The groups – Friends of the Everglades, Florida Wildlife Federation, and Fishermen Against Destruction of the Environment, all represented by Earthjustice – contend that millions of gallons of polluted water coming off of half a million acres of sugar cane fields and cities are pumped into Lake Okeechobee by the South Florida Water Management District.

“The discharge contaminates drinking water supplies and fertilizes toxic blue-green algae blooms,” says Earthjustice, which filed suit demanding the district obtain Clean Water Act permits for its discharges and comply with water quality standards in the lake.


Masses of vegetation at the S-3
pump station along the south
shore of Lake Okeechobee.
The brown water color indicates
pollution. (Photo courtesy SFWMD)

On December 11, 2006, a federal district judge in Miami ruled that the district must comply with the Clean Water Act.

And on June 15, 2007, a federal court issued an injunction requiring the district to apply for pollution permits to engage in pumping dirty water into the lake.

The district complied with the injunction but filed an appeal to address the issue of federal-state jurisdiction.

The National Pollutant Discharge Elimination System, NPDES, permits are most commonly used “to regulate point-source discharges, such as from industrial activities or municipal waste operations,” the district said.

State water quality programs are used to regulate all other discharges, including water transfers to provide for flood control, water supply, environmental restoration and other public needs.

“This NPDES case has implications that could impair water resources management across the nation,” said SFWMD Governing Board Chairman Eric Buermann. “We are heartened by the breadth of support for the district’s position that a state’s water resources should continue to be managed by the individual states, as they have been since the Clean Water Act was written 35 years ago.”

It is for the appeal that the nine states and federal agencies filed briefs in support of the district, written to emphasize to the court the case’s serious and widespread impacts.

Representing a wide range of interests, the briefs came from the National League of Cities, the National Hydropower Association, the American Farm Bureau Federation, 23 water resource organizations and the Florida Department of Environmental Protection.

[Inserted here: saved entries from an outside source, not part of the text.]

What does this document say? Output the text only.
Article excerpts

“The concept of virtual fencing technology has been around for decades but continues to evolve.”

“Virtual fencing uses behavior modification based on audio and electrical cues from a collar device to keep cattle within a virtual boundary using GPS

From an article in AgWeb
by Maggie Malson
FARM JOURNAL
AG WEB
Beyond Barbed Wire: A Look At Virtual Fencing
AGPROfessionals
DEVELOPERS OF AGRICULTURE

Briefs from the district and from the U.S. Department of Justice representing all federal agencies, including the Environmental Protection Agency, National Park Service, Fish and Wildlife Service, U.S. Army Corps of Engineers, Bureau of Reclamation and the Department of Agriculture, were filed December 14, 2007.

More legal briefs will be prepared for the court over the next several months, and oral arguments will be heard by a panel of three federal judges. The decision is expected in late 2008.